23/08/2016 às 22h29min - Atualizada em 23/08/2016 às 22h29min

Carlos Gomes

Escritor

Thiago Santos

 Quem é o ser humano Carlos Gomes?

 Alguém que gostaria muito de lhe conhecer pessoalmente, na certeza de que nos encontraremos pelas linhas das adaptações do clássico de Antoine de Saint-Exupéry O Pequeno Príncipe. Preparadas de modo a dinamizar a leitura das mensagens, as quais de suma importância em nosso cotidiano; apresento-me como adaptador. 

 

 Carlos?

 Caro amigo Thiago e leitores da Gazeta... 

 

 A estrada literária até aqui?

 Como estávamos falando, viver da arte literária é algo que, de fato, marca a alma do escritor, sobretudo sua pele que vive das necessidades. E isso acaba sendo mais ou menos parecido para todas as áreas artísticas.  Embora a música tenha forte abrangência, sobretudo como entretenimento. Já a literatura no Brasil afunila sucessos com filtro mais intenso. Menos acessível digamos. 

 

 Dias 27 e 28 deste mês de agosto representam para a sua pessoa?

 Dias tranquilos e favoráveis!Com clima de respeito em prol da leitura, dos livros, da comunicação. Felicidade no sentido da parcela contribuída, uma vez da participação na maior feira de livros da América Latina para apresentar a volta do pequeno príncipe trazendo a proteção ambiental como fonte principal da narrativa. 

 

 O Pequeno Príncipe no Planeta Terra?

 Estará encerrando o ciclo de bienais no país. Se sentindo muito feliz pelas participações e honrado pelo espaço editorial de lançamento na 24º Bienal Internacional do Livro de São Paulo, com participação nos dias 27 e 28 no estande (M69) da Ler Editorial.

 

 Nos conte o processo até o resultado final tal qual o público leitor terá acesso.

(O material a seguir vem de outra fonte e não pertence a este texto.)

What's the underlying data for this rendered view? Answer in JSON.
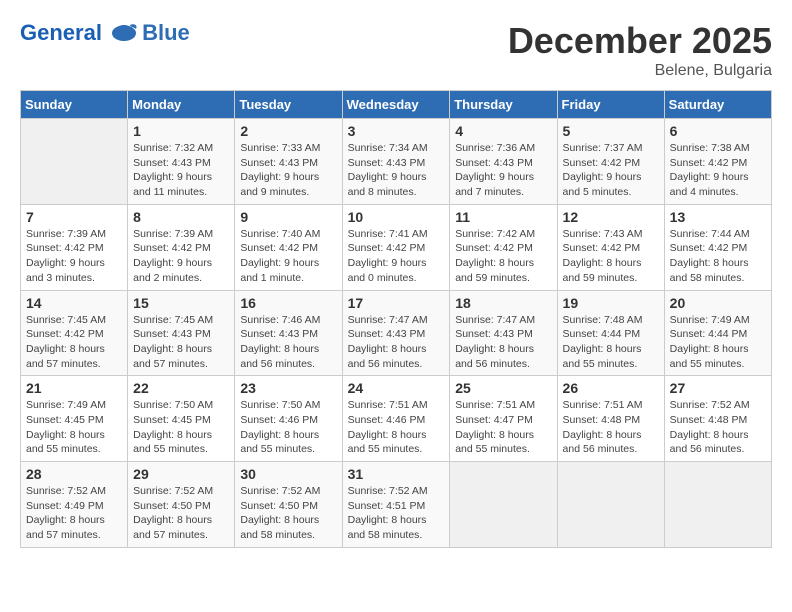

 Processo de trabalho intenso, investimento de segundos preciosos, minutos e horas que jamais voltarão. E mesmo que acontecesse seria tudo refeito exatamente como está. Projeto de Incentivo Literário.

 

 Dentre tantas outras obras o porquêdo autor Carlos Gomes escolher tão grandiosa obra?

 Pergunta muito pertinente. Faz-me lembrar de detalhes e ocasiões, encontros e pensamentos, dúvidas e decisões... Enfim, me faz refletir sobre o sonho que tive com Exupéry trazendo-me mensagem de continuação da sua perpetuada obra. Percebi que havia de respeitar o pensamento vivido através do descanso profundo.

 

 Proporcione ao amigo leitor o que você sentiu desde o primeiro momento no quesito adaptação até o presente momento que antecede o evento na Bienal de São Paulo.

 Boa! Na verdade senti, e hoje consigo enxergar que são pontos extremos opostos. O princípio do primeiro volume até a montagem da coleção, em reflexão estendida aos dias atuais, ou melhor, que antecedem de vésperas a bienal, gratidão pela oportunidade de unir dois pontos tão distantes entre si, embora, sempre possível quando se deseja com Fé.

 

 O que o amigo leitor poderá esperar não somente no âmbito pessoal, mas também no familiar ao ler esta tão fascinante obra?

 União, respeito, amizade, natureza e amor; principais componentes da obra.

 

 Sempre gosto de saber o que o autor sente ao ter em mãos uma obra, contendo o próprio nome, pensando em questões como persistência e perseverança!

 Basta olhar para si mesmo. Irá enxergar razões subjetivas como essência da nossa natureza. Razões da batalha, do acreditar, do suor, do trabalho que move o sistema de se viver na expectativa pelos dias melhores.

 

 Instrua o amigo leitor que deseja ir ao evento. Por favor!

 Estaremos no espaço LER EDITORIAL das 10h às 12h dos dias 27 e 28 de agosto de 2016.

 

 Para finalizar, se importa em expressar palavras que se tornem sinônimo de inspiração para o amigo leitor que também deseja viver em prol da arte? E também muito uma frase que seja capaz de descrever o que você sente por fazer algo que ama?

 Acreditar. Concentrar-se e perseverar na ideia da sua imaginação se tornar a realidade.